To determine the number of grams of calcium carbonate required to neutralize a given volume and concentration of hydrochloric acid, you need to use the balanced chemical equation and perform a stoichiometric calculation. Here's how to solve the problem:
Step 1: Convert the given volume of hydrochloric acid to liters.
Since the volume was given in cm3, we need to convert it to liters. Remember that 1 cm3 is equal to 1 milliliter (mL), and 1 liter (L) is equal to 1000 milliliters. So, 50.0 cm3 is equal to 50.0 mL, which is equivalent to 0.0500 L.
Step 2: Calculate the number of moles of hydrochloric acid.
To find the number of moles, you can use the formula:
moles = volume (in liters) × concentration (in moles per liter)
Given that the concentration of HCl is 8.00 M and the volume is 0.0500 L:
moles of HCl = 0.0500 L × 8.00 mol/L
Step 3: Determine the stoichiometry between HCl and CaCO3.

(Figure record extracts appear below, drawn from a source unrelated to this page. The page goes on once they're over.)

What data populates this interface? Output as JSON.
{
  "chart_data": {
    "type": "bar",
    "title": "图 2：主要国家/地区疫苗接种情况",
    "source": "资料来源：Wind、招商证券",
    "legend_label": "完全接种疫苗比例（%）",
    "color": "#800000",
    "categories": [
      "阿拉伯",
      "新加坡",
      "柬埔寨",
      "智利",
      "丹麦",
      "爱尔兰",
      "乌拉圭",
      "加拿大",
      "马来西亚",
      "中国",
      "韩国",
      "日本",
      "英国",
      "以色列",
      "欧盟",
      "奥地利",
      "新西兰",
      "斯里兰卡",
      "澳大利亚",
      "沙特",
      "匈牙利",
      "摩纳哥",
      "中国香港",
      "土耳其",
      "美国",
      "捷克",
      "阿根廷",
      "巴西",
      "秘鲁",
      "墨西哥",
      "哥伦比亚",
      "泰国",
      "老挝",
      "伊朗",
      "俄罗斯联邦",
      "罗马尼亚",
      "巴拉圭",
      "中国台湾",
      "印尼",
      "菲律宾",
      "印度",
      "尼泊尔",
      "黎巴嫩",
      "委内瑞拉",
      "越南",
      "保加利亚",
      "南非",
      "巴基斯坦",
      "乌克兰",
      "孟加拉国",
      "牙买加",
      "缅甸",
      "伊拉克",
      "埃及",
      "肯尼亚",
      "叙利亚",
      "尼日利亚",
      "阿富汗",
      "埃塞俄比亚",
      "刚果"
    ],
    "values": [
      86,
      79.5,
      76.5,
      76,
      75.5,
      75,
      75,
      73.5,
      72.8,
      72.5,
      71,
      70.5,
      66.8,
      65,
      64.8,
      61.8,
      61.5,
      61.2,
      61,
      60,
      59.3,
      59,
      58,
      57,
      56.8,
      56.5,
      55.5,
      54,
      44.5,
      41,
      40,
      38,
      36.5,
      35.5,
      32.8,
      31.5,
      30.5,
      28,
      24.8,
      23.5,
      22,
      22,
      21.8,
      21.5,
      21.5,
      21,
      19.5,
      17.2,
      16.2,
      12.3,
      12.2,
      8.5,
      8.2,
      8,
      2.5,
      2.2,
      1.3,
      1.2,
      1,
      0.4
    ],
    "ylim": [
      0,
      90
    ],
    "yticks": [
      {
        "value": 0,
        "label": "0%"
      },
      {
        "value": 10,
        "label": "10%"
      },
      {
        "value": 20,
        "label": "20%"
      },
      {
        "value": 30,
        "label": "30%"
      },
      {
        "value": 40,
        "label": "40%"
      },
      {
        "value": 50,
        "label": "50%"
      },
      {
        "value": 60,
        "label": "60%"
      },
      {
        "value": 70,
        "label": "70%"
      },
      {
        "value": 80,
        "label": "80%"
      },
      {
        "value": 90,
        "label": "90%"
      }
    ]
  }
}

From the balanced chemical equation, we know that the stoichiometric ratio between HCl and CaCO3 is 2:1. This means that 2 moles of HCl will react with 1 mole of CaCO3.

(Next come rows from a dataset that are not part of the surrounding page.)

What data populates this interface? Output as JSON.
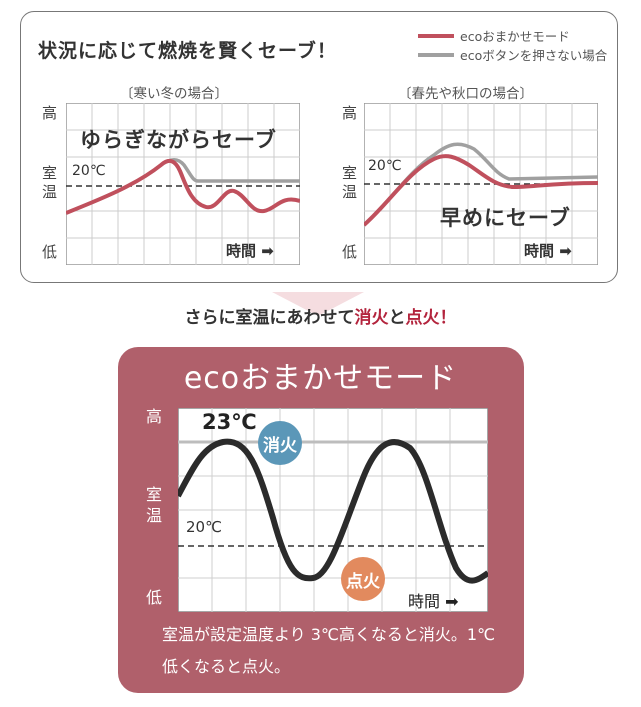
{
  "headline": "状況に応じて燃焼を賢くセーブ！",
  "legend": [
    {
      "label": "ecoおまかせモード",
      "color": "#c0505d"
    },
    {
      "label": "ecoボタンを押さない場合",
      "color": "#a0a0a0"
    }
  ],
  "left_chart": {
    "subtitle": "〔寒い冬の場合〕",
    "overlay": "ゆらぎながらセーブ",
    "temp_label": "20℃",
    "y_high": "高",
    "y_mid_1": "室",
    "y_mid_2": "温",
    "y_low": "低",
    "time_label": "時間 ➡"
  },
  "right_chart": {
    "subtitle": "〔春先や秋口の場合〕",
    "overlay": "早めにセーブ",
    "temp_label": "20℃",
    "y_high": "高",
    "y_mid_1": "室",
    "y_mid_2": "温",
    "y_low": "低",
    "time_label": "時間 ➡"
  },
  "middle": {
    "text_a": "さらに室温にあわせて",
    "highlight_a": "消火",
    "text_b": "と",
    "highlight_b": "点火",
    "text_c": "！"
  },
  "eco": {
    "title": "ecoおまかせモード",
    "y_high": "高",
    "y_mid_1": "室",
    "y_mid_2": "温",
    "y_low": "低",
    "label_23": "23℃",
    "label_20": "20℃",
    "bubble_off": "消火",
    "bubble_on": "点火",
    "time_label": "時間 ➡",
    "description": "室温が設定温度より 3℃高くなると消火。1℃低くなると点火。",
    "colors": {
      "panel": "#b0606b",
      "bubble_off": "#5b97b8",
      "bubble_on": "#e28a5e",
      "curve": "#2b2b2b"
    }
  }
}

Step 4: Find the number of moles of CaCO3 required.
Since the stoichiometric ratio is 2:1, the number of moles of CaCO3 required will be half the number of moles of HCl:
moles of CaCO3 = (0.0500 L × 8.00 mol/L) / 2
Step 5: Calculate the mass of CaCO3.
To find the mass of CaCO3, you multiply the number of moles by the molar mass of CaCO3. The molar mass of CaCO3 is the sum of the atomic masses of calcium (Ca), carbon (C), and three oxygen (O) atoms.
molar mass of CaCO3 = atomic mass of Ca + atomic mass of C + (3 × atomic mass of O)
Once you have the molar mass of CaCO3, you can calculate the mass:
mass of CaCO3 = moles of CaCO3 × molar mass of CaCO3
Step 6: Perform the calculations.
Now, you can substitute the values and solve to find the mass of CaCO3:
mass of CaCO3 = (0.0500 L × 8.00 mol/L) / 2 × molar mass of CaCO3
You can find the molar masses of the elements from the periodic table. The atomic mass of Ca is 40.08 g/mol, C is 12.01 g/mol, and O is 16.00 g/mol.
Substituting the values and calculating will give you the mass of CaCO3 required to neutralize 50.0 cm3 of 8.00 M HCl.
Convert HCl to moles. moles = M x L.
Using the coefficients in the balanced equation, convert moles HCl to moles CaCO3.
Now convert mols CaCO3 to grams. g = moles x molar mass.